My Brainiac Faith on the Resurrection

My Brainiac Faith on the Resurrection April 1, 2015

image from www.123rf.com
image from www.123rf.com

For a long time I thought I was too smart for the resurrection. My progressive UCC congregation made a comfortable home for my intellectual faith – I wasn’t letting anyone force me to leave my brain at the sanctuary door. If my head couldn’t come along for the ride, my faith wouldn’t go there. And so my rational, scientific brain did away with miracles of all kinds. They were too easy to explain as metaphors or written off to first century worldviews. Of course the loudest pillar to fall beneath the weight of my brainiac faith was the empty tomb. That it happened to be the central pillar of Christianity didn’t bother me at all. I still called myself a Christian, albeit in a whisper and with the self-satisfaction of knowing my brand of Christianity was the wave of the future.

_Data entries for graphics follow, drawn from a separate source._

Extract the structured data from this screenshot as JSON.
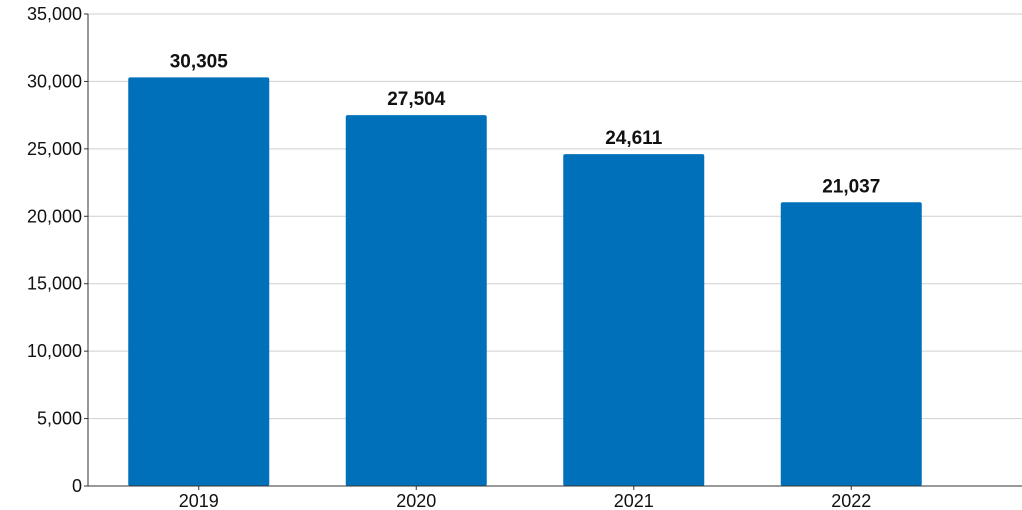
{
  "chart_data": {
    "type": "bar",
    "title": "",
    "xlabel": "",
    "ylabel": "",
    "categories": [
      "2019",
      "2020",
      "2021",
      "2022"
    ],
    "values": [
      30305,
      27504,
      24611,
      21037
    ],
    "data_labels": [
      "30,305",
      "27,504",
      "24,611",
      "21,037"
    ],
    "y_ticks": [
      0,
      5000,
      10000,
      15000,
      20000,
      25000,
      30000,
      35000
    ],
    "y_tick_labels": [
      "0",
      "5,000",
      "10,000",
      "15,000",
      "20,000",
      "25,000",
      "30,000",
      "35,000"
    ],
    "ylim": [
      0,
      35000
    ],
    "grid": true,
    "legend": "none",
    "colors": {
      "bar": "#0070BA",
      "grid": "#CFCFCF",
      "axis": "#333333"
    }
  }
}
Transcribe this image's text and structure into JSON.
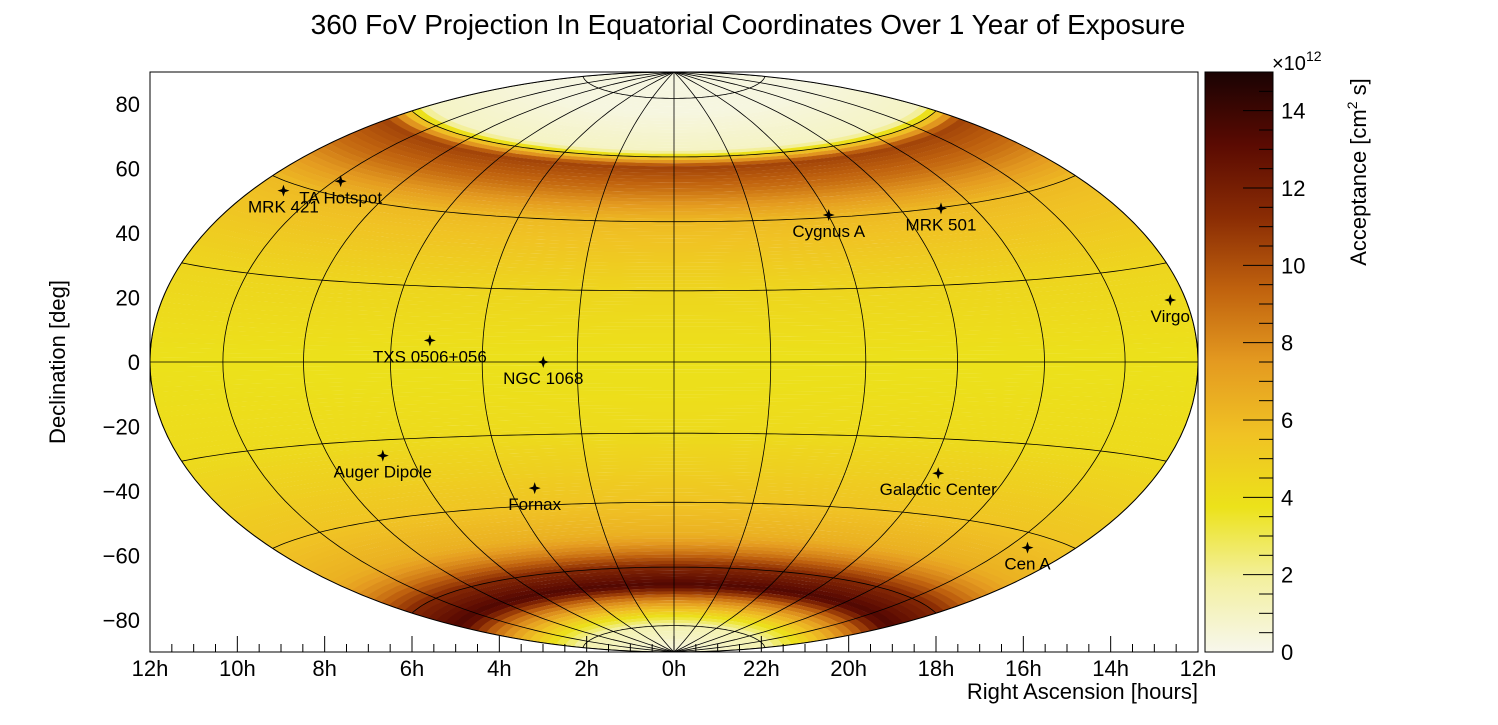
{
  "chart_data": {
    "type": "heatmap",
    "projection": "hammer-aitoff, equatorial coordinates",
    "title": "360 FoV Projection In Equatorial Coordinates Over 1 Year of Exposure",
    "xlabel": "Right Ascension [hours]",
    "ylabel": "Declination [deg]",
    "x_ticks": [
      "12h",
      "10h",
      "8h",
      "6h",
      "4h",
      "2h",
      "0h",
      "22h",
      "20h",
      "18h",
      "16h",
      "14h",
      "12h"
    ],
    "y_ticks": [
      "80",
      "60",
      "40",
      "20",
      "0",
      "−20",
      "−40",
      "−60",
      "−80"
    ],
    "y_tick_values": [
      80,
      60,
      40,
      20,
      0,
      -20,
      -40,
      -60,
      -80
    ],
    "ylim": [
      -90,
      90
    ],
    "colorbar": {
      "label": "Acceptance [cm",
      "label_sup": "2",
      "label_tail": " s]",
      "exponent_base": "×10",
      "exponent": "12",
      "ticks": [
        "0",
        "2",
        "4",
        "6",
        "8",
        "10",
        "12",
        "14"
      ],
      "tick_values": [
        0,
        2,
        4,
        6,
        8,
        10,
        12,
        14
      ],
      "range": [
        0,
        15
      ],
      "colormap": [
        "#f7f7ec",
        "#f3f0a0",
        "#ece21a",
        "#f0c224",
        "#e49a20",
        "#c0620e",
        "#8a2c04",
        "#5a0a02",
        "#1a0303"
      ]
    },
    "acceptance_profile": {
      "description_points_dec": [
        90,
        75,
        62,
        57,
        50,
        40,
        20,
        0,
        -20,
        -40,
        -50,
        -55,
        -60,
        -66,
        -70,
        -75,
        -80,
        -90
      ],
      "values": [
        0.3,
        0.3,
        1.0,
        10.5,
        9.0,
        6.0,
        4.5,
        3.8,
        4.2,
        5.5,
        6.5,
        8.5,
        11.5,
        13.5,
        9.0,
        5.0,
        1.5,
        0.3
      ]
    },
    "sources": [
      {
        "name": "MRK 421",
        "ra_h": 11.07,
        "dec": 38.2
      },
      {
        "name": "TA Hotspot",
        "ra_h": 9.8,
        "dec": 43.2
      },
      {
        "name": "Cygnus A",
        "ra_h": 19.99,
        "dec": 40.7
      },
      {
        "name": "MRK 501",
        "ra_h": 16.9,
        "dec": 39.8
      },
      {
        "name": "TXS 0506+056",
        "ra_h": 5.15,
        "dec": 5.7
      },
      {
        "name": "NGC 1068",
        "ra_h": 2.71,
        "dec": -0.01
      },
      {
        "name": "Virgo",
        "ra_h": 12.45,
        "dec": 12.7
      },
      {
        "name": "Auger Dipole",
        "ra_h": 6.67,
        "dec": -24.0
      },
      {
        "name": "Fornax",
        "ra_h": 3.38,
        "dec": -35.0
      },
      {
        "name": "Galactic Center",
        "ra_h": 17.76,
        "dec": -29.0
      },
      {
        "name": "Cen A",
        "ra_h": 13.42,
        "dec": -43.0
      }
    ]
  }
}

But then my pastor, the one who had told me I didn’t have to leave my brain at the door, knocked me for a loop. Some unsuspecting newbie to our community asked him if he believed in the resurrection. I felt sorry for the poor questioner because I knew what my pastor was going to say – or so I thought! When he said, “Of course I believe in the resurrection,” my brain nearly exploded! My rational mind couldn’t figure out how a fellow rationalist could “believe” in something so unscientific and irrational. Seriously, the software that had been running my faith crashed and burned. I felt betrayed. Either my pastor meant what he said and I could bring my brain along, which meant the resurrection had to go, or the resurrection stayed and rationality took a vacation.

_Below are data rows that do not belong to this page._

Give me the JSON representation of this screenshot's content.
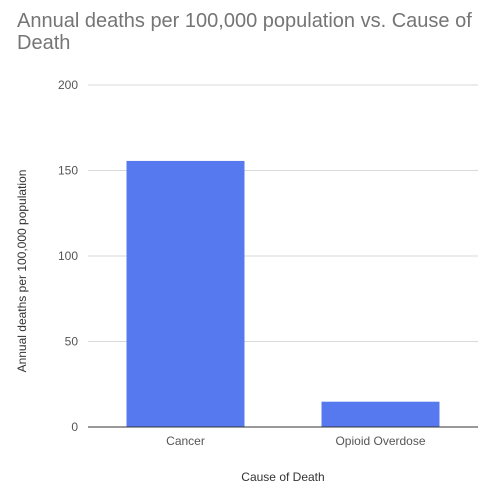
{
  "chart_data": {
    "type": "bar",
    "title": "Annual deaths per 100,000 population vs. Cause of Death",
    "xlabel": "Cause of Death",
    "ylabel": "Annual deaths per 100,000 population",
    "categories": [
      "Cancer",
      "Opioid Overdose"
    ],
    "series": [
      {
        "values": [
          155.6,
          14.8
        ],
        "color": "#5679f0"
      }
    ],
    "ylim": [
      0,
      200
    ],
    "yticks": [
      0,
      50,
      100,
      150,
      200
    ],
    "grid": true,
    "legend": "none"
  }
}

I was seriously at a loss, but that’s a good place to be, it turns out, if you want to follow Jesus into new life. I’ve learned so much in the intervening years about the power of violence and death that permeates each of us, vibrating undetected at the very core of our identities. All that I’ve learned about violence, scapegoating, and the anthropological earthquake that Jesus inaugurated I’ve learned from the mimetic theory community that my pastor, now of blessed memory, introduced me to. Sharing that knowledge is what motivates our blogging here Teaching Nonviolent Atonement and at the Raven Foundation. If you’d like to experience the kind of conversation around the resurrection that takes place among mimetic theorists, I urge you to join the Theology and Peace Discussion Group on Facebook so you can see how my question about the resurrection was answered with an inspiring combination of reason and faith.

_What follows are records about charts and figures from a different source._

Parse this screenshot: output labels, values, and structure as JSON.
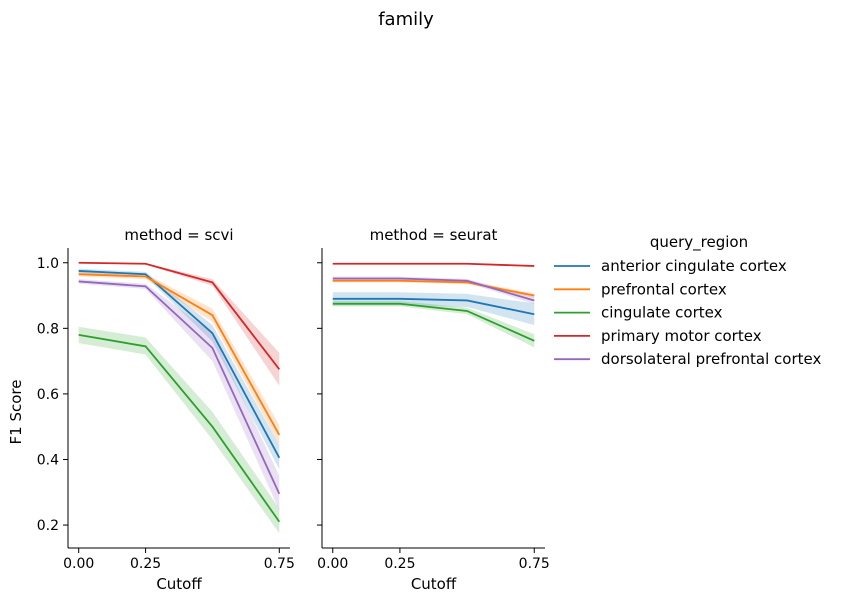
{
  "chart_data": {
    "type": "line",
    "suptitle": "family",
    "ylabel": "F1 Score",
    "xlabel": "Cutoff",
    "x": [
      0.0,
      0.25,
      0.5,
      0.75
    ],
    "xticks": [
      "0.00",
      "0.25",
      "0.75"
    ],
    "xtick_values": [
      0.0,
      0.25,
      0.75
    ],
    "yticks": [
      "0.2",
      "0.4",
      "0.6",
      "0.8",
      "1.0"
    ],
    "ytick_values": [
      0.2,
      0.4,
      0.6,
      0.8,
      1.0
    ],
    "ylim": [
      0.13,
      1.045
    ],
    "xlim": [
      -0.04,
      0.79
    ],
    "grid": false,
    "legend": {
      "title": "query_region",
      "placement": "right outside",
      "entries": [
        "anterior cingulate cortex",
        "prefrontal cortex",
        "cingulate cortex",
        "primary motor cortex",
        "dorsolateral prefrontal cortex"
      ]
    },
    "colors": [
      "#1f77b4",
      "#ff7f0e",
      "#2ca02c",
      "#d62728",
      "#9467bd"
    ],
    "panels": [
      {
        "title": "method = scvi",
        "series": [
          {
            "name": "anterior cingulate cortex",
            "values": [
              0.975,
              0.965,
              0.785,
              0.405
            ],
            "lower": [
              0.968,
              0.958,
              0.76,
              0.37
            ],
            "upper": [
              0.982,
              0.972,
              0.81,
              0.445
            ]
          },
          {
            "name": "prefrontal cortex",
            "values": [
              0.965,
              0.958,
              0.84,
              0.475
            ],
            "lower": [
              0.958,
              0.95,
              0.82,
              0.445
            ],
            "upper": [
              0.972,
              0.966,
              0.86,
              0.505
            ]
          },
          {
            "name": "cingulate cortex",
            "values": [
              0.78,
              0.745,
              0.5,
              0.21
            ],
            "lower": [
              0.755,
              0.72,
              0.46,
              0.175
            ],
            "upper": [
              0.805,
              0.772,
              0.545,
              0.25
            ]
          },
          {
            "name": "primary motor cortex",
            "values": [
              1.0,
              0.997,
              0.94,
              0.675
            ],
            "lower": [
              0.998,
              0.995,
              0.93,
              0.625
            ],
            "upper": [
              1.002,
              0.999,
              0.95,
              0.725
            ]
          },
          {
            "name": "dorsolateral prefrontal cortex",
            "values": [
              0.943,
              0.928,
              0.74,
              0.295
            ],
            "lower": [
              0.936,
              0.92,
              0.7,
              0.245
            ],
            "upper": [
              0.95,
              0.936,
              0.785,
              0.35
            ]
          }
        ]
      },
      {
        "title": "method = seurat",
        "series": [
          {
            "name": "anterior cingulate cortex",
            "values": [
              0.89,
              0.89,
              0.885,
              0.843
            ],
            "lower": [
              0.87,
              0.87,
              0.865,
              0.81
            ],
            "upper": [
              0.91,
              0.91,
              0.905,
              0.876
            ]
          },
          {
            "name": "prefrontal cortex",
            "values": [
              0.945,
              0.945,
              0.94,
              0.9
            ],
            "lower": [
              0.94,
              0.94,
              0.935,
              0.893
            ],
            "upper": [
              0.95,
              0.95,
              0.945,
              0.907
            ]
          },
          {
            "name": "cingulate cortex",
            "values": [
              0.875,
              0.875,
              0.853,
              0.762
            ],
            "lower": [
              0.867,
              0.867,
              0.843,
              0.742
            ],
            "upper": [
              0.883,
              0.883,
              0.863,
              0.782
            ]
          },
          {
            "name": "primary motor cortex",
            "values": [
              0.997,
              0.997,
              0.997,
              0.99
            ],
            "lower": [
              0.995,
              0.995,
              0.995,
              0.987
            ],
            "upper": [
              0.999,
              0.999,
              0.999,
              0.993
            ]
          },
          {
            "name": "dorsolateral prefrontal cortex",
            "values": [
              0.952,
              0.952,
              0.945,
              0.885
            ],
            "lower": [
              0.946,
              0.946,
              0.939,
              0.874
            ],
            "upper": [
              0.958,
              0.958,
              0.951,
              0.896
            ]
          }
        ]
      }
    ]
  }
}
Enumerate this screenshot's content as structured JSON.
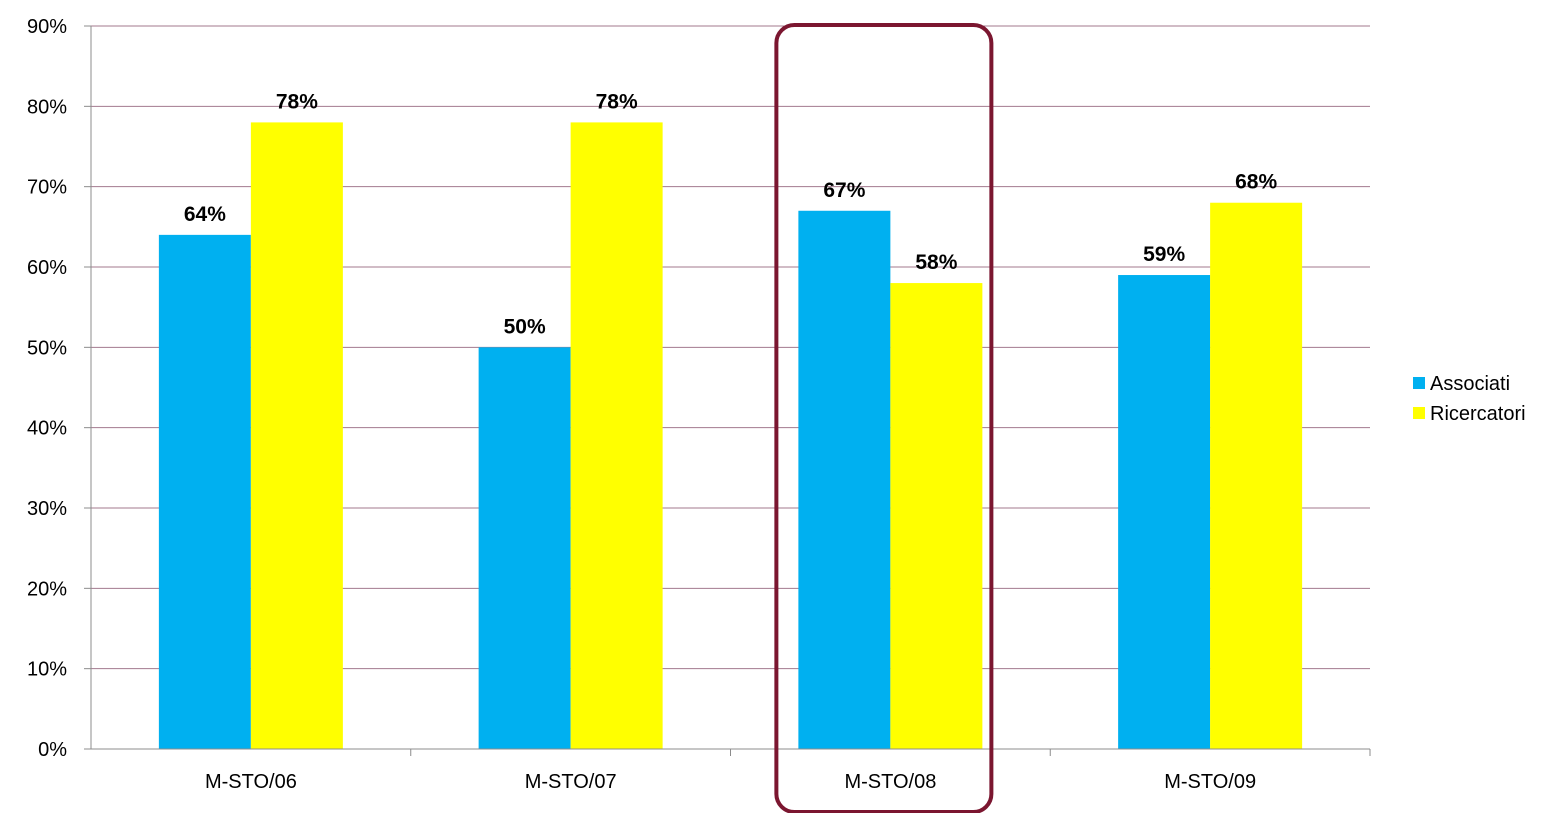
{
  "chart_data": {
    "type": "bar",
    "categories": [
      "M-STO/06",
      "M-STO/07",
      "M-STO/08",
      "M-STO/09"
    ],
    "series": [
      {
        "name": "Associati",
        "values": [
          64,
          50,
          67,
          59
        ],
        "labels": [
          "64%",
          "50%",
          "67%",
          "59%"
        ],
        "color": "#00B0F0"
      },
      {
        "name": "Ricercatori",
        "values": [
          78,
          78,
          58,
          68
        ],
        "labels": [
          "78%",
          "78%",
          "58%",
          "68%"
        ],
        "color": "#FFFF00"
      }
    ],
    "yticks": [
      "0%",
      "10%",
      "20%",
      "30%",
      "40%",
      "50%",
      "60%",
      "70%",
      "80%",
      "90%"
    ],
    "ylim": [
      0,
      90
    ],
    "grid": true,
    "grid_color": "#A37A8E",
    "legend_position": "right",
    "highlighted_category": "M-STO/08",
    "highlight_color": "#7B1630"
  }
}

After years of letting my brain work through the anthropological impact of Jesus life, death and resurrection on humanity, my heart began to see things more clearly. By denying the power of God to raise Jesus into new life, I had been engaging in a secret form of idolatry. My logic had been simple: if humans couldn’t do it, then neither could God. Not only was I limiting God’s power by forcing God to behave within human limits, I had become an atheist without realizing it. Because if no power existed that was greater than human power, then no God existed. It was logical. But it was sterile, too. My faith and my life were drying up, cut off as they were from the source of life that God had made available to me, to us all, on that first Easter morning. I encourage you to take your brain for a long stroll through our blog posts, to pick up a good book on the anthropology of the cross*, and allow yourself to dare to peer inside the empty tomb. See how your brainiac faith reacts when reason is seasoned with “terror and amazement”. Do not be afraid this Easter – the stone has been rolled away and he has gone ahead of you. He is waiting even now for us to arrive.

*My short list for books presenting an anthropology of the cross are The Jesus Driven Life, by Michael Hardin; Virtually Christian, by Anthony Bartlett; Compassion or Apocalypse, James Warren; and Saved from Sacrifice: A Theology of the Cross, by S. Mark Heim. A great online resource for interpreting biblical texts is Girardian Reflections on the Lectionary curated by Rev. Paul Nuechterlein.